A spokesperson for Swedish Prime Minister Stefan Löfven told The Local on Wednesday that Obama was keen to learn more about the so-called Nordic model, including Scandinavia's welfare policies and recent startup successes.
“It is clear that the administration is interested in the Nordic model’s focus on innovation, sustainable development, social justice and strong welfare,” press spokesman Erik Nises wrote in an email.
“It is virtually unique for five nations to hold joint discussions with the USA, which shows how well Nordic cooperation works, and is also proof that President Obama values the social solutions the Nordic countries have chosen,” he added.
Löfven and his counterparts from Denmark, Norway, Iceland and Finland will meet the US President on Friday.
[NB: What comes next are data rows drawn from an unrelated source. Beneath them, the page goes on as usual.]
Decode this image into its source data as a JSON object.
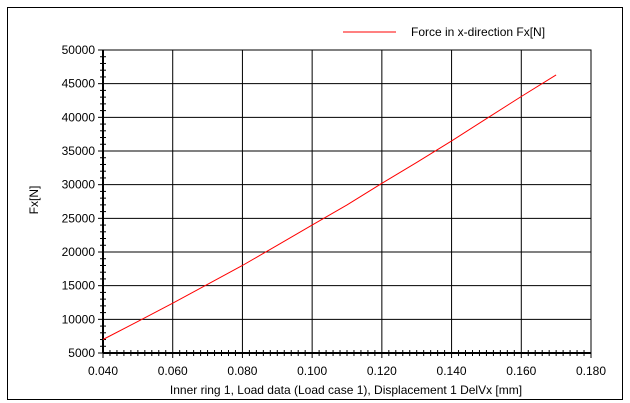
{
  "chart_data": {
    "type": "line",
    "title": "",
    "xlabel": "Inner ring 1, Load data (Load case 1), Displacement 1 DelVx [mm]",
    "ylabel": "Fx[N]",
    "xlim": [
      0.04,
      0.18
    ],
    "ylim": [
      5000,
      50000
    ],
    "x_ticks": [
      "0.040",
      "0.060",
      "0.080",
      "0.100",
      "0.120",
      "0.140",
      "0.160",
      "0.180"
    ],
    "y_ticks": [
      "5000",
      "10000",
      "15000",
      "20000",
      "25000",
      "30000",
      "35000",
      "40000",
      "45000",
      "50000"
    ],
    "grid": true,
    "legend_position": "top-right",
    "series": [
      {
        "name": "Force in x-direction Fx[N]",
        "color": "#ff0000",
        "x": [
          0.04,
          0.05,
          0.06,
          0.07,
          0.08,
          0.09,
          0.1,
          0.11,
          0.12,
          0.13,
          0.14,
          0.15,
          0.16,
          0.17
        ],
        "y": [
          7000,
          9700,
          12400,
          15200,
          18000,
          21000,
          24000,
          27000,
          30200,
          33300,
          36500,
          39800,
          43100,
          46300
        ]
      }
    ]
  }
}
The result of talks will be detailed in a two-hour press conference, while a lunch for the leaders is scheduled to be held on the White House lawn later in the day.
Also on the table at the summit, which comes after a similar meeting when Obama went to Sweden in September 2013, will be the refugee crisis roiling Europe.
“For Sweden, questions related to employment, growth and social equality are particularly important, but also shared work on the climate and creating a global sense of responsibility for the refugee crisis and its causes,” said Löfven's spokesperson.
“Our relationship with the USA is important, and we have never had as much cooperation in as many areas as we have now,” he added.
Sweden is also expected to attempt to push forward negotiations on the proposed Transatlantic Trade and Investment Partnership (TTIP), which would open up the possibility of free trade and investment between the EU and the US.
After the talks are over, Löfven will stay in the US for a few days, where he is due to lay wreaths at the Tomb of the Unknown Soldier and Robert Kennedy’s grave in Arlington Cemetery, as well as take in a baseball match in Washington DC.